Figure 9 shows the classification accuracies across different learning rates ranging from 0.00001 to 0.01 over 200 epochs. The results indicate that for the binary-class problems, the accuracy remained high as the learning rate increased from 0.00001 to 0.001. For the three-class problems, a slight decline in accuracy was observed as the learning rate increased. For the four-class problems, increasing the learning rate noticeably reduced the model’s accuracy after the initial increase, and for the eight-class problems, increasing the learning rate to 0.001 gradually increased the accuracy.
Figure 9 indicates that a learning rate of 0.001 over 200 epochs achieved the highest scores across all classification problems. The hybrid approach, combining DL with digital signal processing techniques such as parallel CAEs and dual scalograms, achieved promising results, even on imbalanced datasets.

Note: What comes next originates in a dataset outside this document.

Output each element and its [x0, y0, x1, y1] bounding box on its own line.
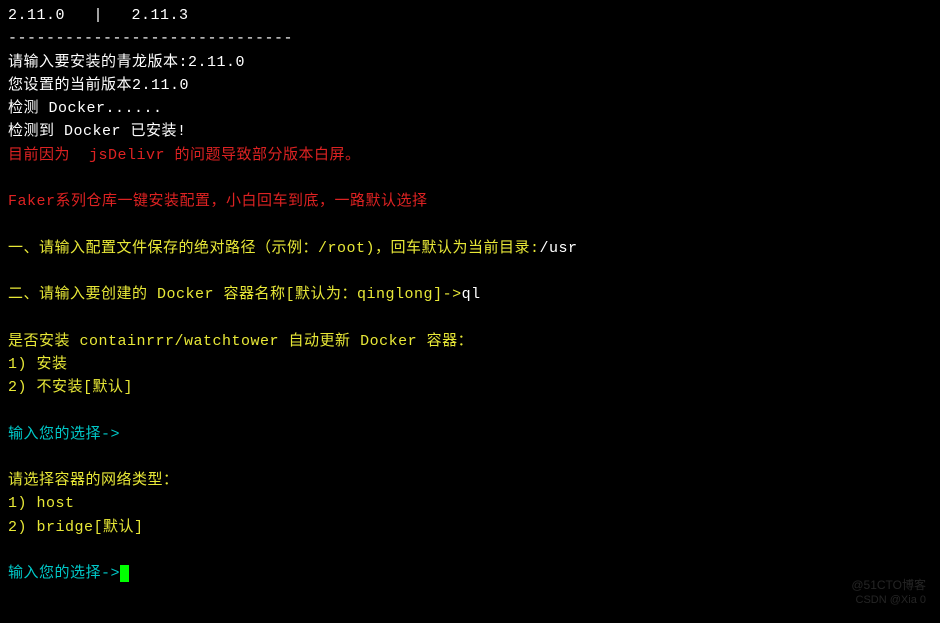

4. Conclusions and Future Work
Our study introduced an advanced, intelligent, lung sound recognition framework for detecting respiratory diseases. We applied dual transformation using mel scalograms and continuous wavelet transform to generate detailed time-frequency scalograms. Parallel convolutional autoencoders were trained to extract essential features from CWT and mel samples. This framework integrates parallel convolutional autoencoders and an LSTM network, reducing the possibility of misclassifying significant features while extracting rich features. The features extracted from both latent spaces are concatenated into a hybrid feature pool and processed through the LSTM model, addressing multiple-class problems. We evaluated our method on the ICBHI 2017 dataset, and the experimental results showed that our proposed model achieved promising results across multiple classification problems. For eight-class problems involving healthy samples and seven distinct lung diseases (asthma, bronchiectasis, bronchiolitis, COPD, LRTI, pneumonia, and URTI), the proposed model achieved an average accuracy of 94.16%, an average sensitivity of 89.56%, an average specificity of 99.10%, and an average F1-score of 89.56%. For the four-class problems, including crackles, wheezes, no label, and both crackles and wheezes, the model achieved an average accuracy of 79.61%, an average sensitivity of 78.55%, an average specificity of 92.49%, and an average F1-score of 78.67%. The results for the three-class problems were an average accuracy of 89.45%, an average sensitivity of 88.16%, an average specificity of 94.54%, and an average F1-score of 88.41%. Finally, for the normal vs. abnormal binary-class problems, the model achieved an average accuracy of 85.61%, an average sensitivity of 83.44%, an average specificity of 83.44%, and an average F1-score of 84.21%, outperforming all other research. In future work, we will deploy the proposed framework in a clinical setting. Additionally, we plan to enhance the robustness of the framework by increasing the number of sound samples through the integration of multiple datasets.